Было о чем задуматься. И Саня задумался со страшной силой, так что волосы зашевелились на голове, но с налёту ничего умного не придумал. Оставалось постараться все-таки разговорить древнеславянского Нечая, заставить его произнести еще хотя бы несколько слов, чтобы понять на каком языке он говорит.

А пока что, оставалось смириться с тем, что для каких-нибудь определённых выводов, относительно места и времени, куда они попали, данных было недостаточно.

Нечай, не подозревая, что сделался объектом столь пристального научного наблюдения и анализа, продолжал зачем-то ворошить трофеи, вот кончик его ножа поддел что-то и, к своему ужасу, Саня увидел почерневший человеческий палец, украшенный перстнем с голубым прозрачным камнем.

— Ого, — поперхнулся Иван. — Лихо.

— Ну, да, — согласился Митька. — А то не ясно было? Только мочить.

Нечай скинул палец в торбу, затем сгреб туда же остальные украшения и перекинул её Митьке.

— Дарит, что ли? — озадачился Иван. — Или в долю берёт? Как тут у них у папуасов заведено?

— Бери, — сказал Нечай.

Митька взял торбу, встал, подошел к краю воду и зашвырнул её далеко в реку, затем вымыл руки, плеснул на лицо и, утершись рукавом, вернулся на прежнее место, под иву.

Нечай внимательно посмотрел на него и ничего не сказал. И тогда Саня решился. — Какого ты рода, Нечай?
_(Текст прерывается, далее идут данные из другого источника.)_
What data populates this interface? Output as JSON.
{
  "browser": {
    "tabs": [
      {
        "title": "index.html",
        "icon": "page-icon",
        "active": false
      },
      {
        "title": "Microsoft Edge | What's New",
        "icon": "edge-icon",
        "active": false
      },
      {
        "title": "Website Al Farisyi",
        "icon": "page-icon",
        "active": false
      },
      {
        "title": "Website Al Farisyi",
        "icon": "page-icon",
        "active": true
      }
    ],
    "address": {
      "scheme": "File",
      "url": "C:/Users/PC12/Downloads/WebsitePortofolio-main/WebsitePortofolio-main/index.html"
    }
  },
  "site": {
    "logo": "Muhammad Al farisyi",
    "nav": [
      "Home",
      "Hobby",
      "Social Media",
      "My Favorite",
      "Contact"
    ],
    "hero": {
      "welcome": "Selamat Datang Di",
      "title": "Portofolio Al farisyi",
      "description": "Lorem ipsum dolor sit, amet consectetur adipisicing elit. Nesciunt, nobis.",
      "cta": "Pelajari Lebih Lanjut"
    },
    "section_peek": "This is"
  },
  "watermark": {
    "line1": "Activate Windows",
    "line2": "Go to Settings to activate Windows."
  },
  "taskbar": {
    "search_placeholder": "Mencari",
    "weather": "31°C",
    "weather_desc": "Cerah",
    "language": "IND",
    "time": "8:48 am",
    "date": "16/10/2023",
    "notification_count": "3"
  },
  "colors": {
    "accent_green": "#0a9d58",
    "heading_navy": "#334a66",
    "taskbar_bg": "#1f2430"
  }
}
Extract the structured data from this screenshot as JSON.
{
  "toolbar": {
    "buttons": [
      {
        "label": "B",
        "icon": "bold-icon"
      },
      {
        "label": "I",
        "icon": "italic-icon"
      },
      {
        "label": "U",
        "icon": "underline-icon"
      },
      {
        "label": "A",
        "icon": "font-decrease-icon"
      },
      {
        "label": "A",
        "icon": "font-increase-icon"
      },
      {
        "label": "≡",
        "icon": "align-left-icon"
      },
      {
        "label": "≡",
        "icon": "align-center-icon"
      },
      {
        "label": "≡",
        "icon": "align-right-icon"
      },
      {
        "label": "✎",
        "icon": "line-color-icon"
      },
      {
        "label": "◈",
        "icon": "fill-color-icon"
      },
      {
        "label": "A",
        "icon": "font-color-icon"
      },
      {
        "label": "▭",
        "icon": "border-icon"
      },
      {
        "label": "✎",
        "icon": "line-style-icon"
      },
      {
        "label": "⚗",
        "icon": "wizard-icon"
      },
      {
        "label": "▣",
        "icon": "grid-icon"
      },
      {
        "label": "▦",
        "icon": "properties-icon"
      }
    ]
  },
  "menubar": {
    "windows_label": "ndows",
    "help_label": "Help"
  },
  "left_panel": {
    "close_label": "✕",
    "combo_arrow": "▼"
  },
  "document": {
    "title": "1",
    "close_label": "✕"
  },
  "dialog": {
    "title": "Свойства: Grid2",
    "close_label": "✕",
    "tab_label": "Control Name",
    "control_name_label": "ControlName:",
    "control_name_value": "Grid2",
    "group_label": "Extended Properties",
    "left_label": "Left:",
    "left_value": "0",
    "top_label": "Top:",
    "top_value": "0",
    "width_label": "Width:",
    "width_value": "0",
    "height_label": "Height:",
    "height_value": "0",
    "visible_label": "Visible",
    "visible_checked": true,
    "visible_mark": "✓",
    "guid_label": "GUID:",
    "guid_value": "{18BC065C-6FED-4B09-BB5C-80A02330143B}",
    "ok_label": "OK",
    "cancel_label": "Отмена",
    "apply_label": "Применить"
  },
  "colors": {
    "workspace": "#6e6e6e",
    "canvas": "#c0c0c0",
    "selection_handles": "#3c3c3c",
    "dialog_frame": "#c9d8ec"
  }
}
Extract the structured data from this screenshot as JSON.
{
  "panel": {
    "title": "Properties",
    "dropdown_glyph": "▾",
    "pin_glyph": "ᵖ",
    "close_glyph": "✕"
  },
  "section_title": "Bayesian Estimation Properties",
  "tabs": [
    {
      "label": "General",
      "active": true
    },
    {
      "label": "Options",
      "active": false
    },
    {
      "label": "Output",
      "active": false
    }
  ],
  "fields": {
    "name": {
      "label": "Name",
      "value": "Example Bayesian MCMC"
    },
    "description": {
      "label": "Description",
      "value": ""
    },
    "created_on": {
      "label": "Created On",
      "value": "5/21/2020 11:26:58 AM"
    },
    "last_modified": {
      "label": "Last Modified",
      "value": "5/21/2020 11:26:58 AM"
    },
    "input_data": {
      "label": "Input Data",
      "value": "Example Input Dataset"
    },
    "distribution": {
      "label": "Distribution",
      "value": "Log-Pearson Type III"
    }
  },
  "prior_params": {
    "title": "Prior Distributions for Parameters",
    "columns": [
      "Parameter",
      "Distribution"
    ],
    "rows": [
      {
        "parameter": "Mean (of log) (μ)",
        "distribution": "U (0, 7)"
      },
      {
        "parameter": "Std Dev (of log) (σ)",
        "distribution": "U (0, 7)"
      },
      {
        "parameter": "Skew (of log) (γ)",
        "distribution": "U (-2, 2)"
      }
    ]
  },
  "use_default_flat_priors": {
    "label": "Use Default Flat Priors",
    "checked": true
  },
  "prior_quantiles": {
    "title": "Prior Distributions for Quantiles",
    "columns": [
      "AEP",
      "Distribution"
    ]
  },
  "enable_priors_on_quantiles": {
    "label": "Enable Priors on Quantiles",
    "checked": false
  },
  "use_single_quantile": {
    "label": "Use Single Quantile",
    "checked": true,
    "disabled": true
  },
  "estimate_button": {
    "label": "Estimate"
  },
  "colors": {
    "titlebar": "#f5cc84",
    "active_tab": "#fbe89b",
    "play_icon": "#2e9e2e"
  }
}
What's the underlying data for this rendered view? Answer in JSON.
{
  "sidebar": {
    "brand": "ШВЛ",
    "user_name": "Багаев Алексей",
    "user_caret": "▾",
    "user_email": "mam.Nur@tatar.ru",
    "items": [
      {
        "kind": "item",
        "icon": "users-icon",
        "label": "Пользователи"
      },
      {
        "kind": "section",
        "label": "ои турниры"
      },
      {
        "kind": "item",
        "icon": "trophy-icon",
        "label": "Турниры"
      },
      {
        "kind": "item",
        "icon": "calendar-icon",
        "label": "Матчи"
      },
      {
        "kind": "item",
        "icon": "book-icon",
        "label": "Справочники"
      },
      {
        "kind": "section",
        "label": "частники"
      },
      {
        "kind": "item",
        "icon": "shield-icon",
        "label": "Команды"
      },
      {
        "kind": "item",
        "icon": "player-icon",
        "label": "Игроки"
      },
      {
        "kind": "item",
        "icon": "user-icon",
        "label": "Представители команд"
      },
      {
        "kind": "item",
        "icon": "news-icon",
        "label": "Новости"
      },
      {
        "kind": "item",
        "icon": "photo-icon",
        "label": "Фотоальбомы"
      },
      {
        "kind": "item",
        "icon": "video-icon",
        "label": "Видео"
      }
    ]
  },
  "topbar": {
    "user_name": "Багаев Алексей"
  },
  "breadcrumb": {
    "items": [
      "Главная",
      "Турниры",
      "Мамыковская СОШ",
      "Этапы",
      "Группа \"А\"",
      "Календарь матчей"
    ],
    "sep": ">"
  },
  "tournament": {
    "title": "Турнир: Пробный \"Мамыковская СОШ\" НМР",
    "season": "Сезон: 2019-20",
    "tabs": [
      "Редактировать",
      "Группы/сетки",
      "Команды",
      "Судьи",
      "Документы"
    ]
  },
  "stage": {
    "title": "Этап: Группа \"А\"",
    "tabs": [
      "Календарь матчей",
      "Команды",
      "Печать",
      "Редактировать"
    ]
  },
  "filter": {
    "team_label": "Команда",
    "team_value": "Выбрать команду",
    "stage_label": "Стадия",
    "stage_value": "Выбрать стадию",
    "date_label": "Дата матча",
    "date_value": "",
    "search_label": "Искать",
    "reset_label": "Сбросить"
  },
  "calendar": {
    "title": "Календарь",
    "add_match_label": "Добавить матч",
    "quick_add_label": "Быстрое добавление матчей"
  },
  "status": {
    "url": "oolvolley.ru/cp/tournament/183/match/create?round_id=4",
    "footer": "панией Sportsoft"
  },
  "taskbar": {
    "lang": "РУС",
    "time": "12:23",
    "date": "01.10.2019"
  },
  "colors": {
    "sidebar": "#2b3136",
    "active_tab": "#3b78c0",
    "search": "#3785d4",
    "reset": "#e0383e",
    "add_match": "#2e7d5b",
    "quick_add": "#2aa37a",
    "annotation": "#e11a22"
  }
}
— Словене, — ответил Нечай. — Выдричи.

Дальнейшую беседу между ними пересказать, пожалуй, что и невозможно, так как Саня, чтобы быть понятым, использовал свой лингвистический багаж на всю катушку. К сожалению, нельзя сказать, что багаж этот был богат. Несколько десятков слов на церковнославянском, украинском и даже польском языках. Остальное приходилось дополнять интуицией и жестами. Поэтому сначала разговор продвигался туго, но с каждой минутой понимать друг друга становилось легче. Сане казалось, что он не столько узнает новые слова и обороты, сколько вспоминает забытые. Правда, забыты они были так давно, и лежали на такой глубине, что казалось будто их и вовсе нет. Но оказывается они были, и забвение, из которого они поднимались, ничуть им не повредило.

Итак, речь Нечая была несомненно славянской, но отнести её к какому-либо из известных ему языков Саня бы не решился. Хорошо было уже то, что смысл её, пусть пока только на половину, был понятен. Впрочем, в трудных местах на помощь приходили девушки, которые разговаривали с Нечаем совершенно свободно, и не замечали в этом ничего странного.

Но хотя с языком кое-как уладилось, беседа всё равно шла через пень в колоду, так как то и дело речь заходила о вещах и понятиях для Нечая очевидных, а для Сани абсолютно незнакомых. Поэтому всё время приходилось переспрашивать и уточнять сказанное, что уводило разговор так далеко в сторону, что для возвращения его в прежнее русло надо было прилагать нешуточные усилия.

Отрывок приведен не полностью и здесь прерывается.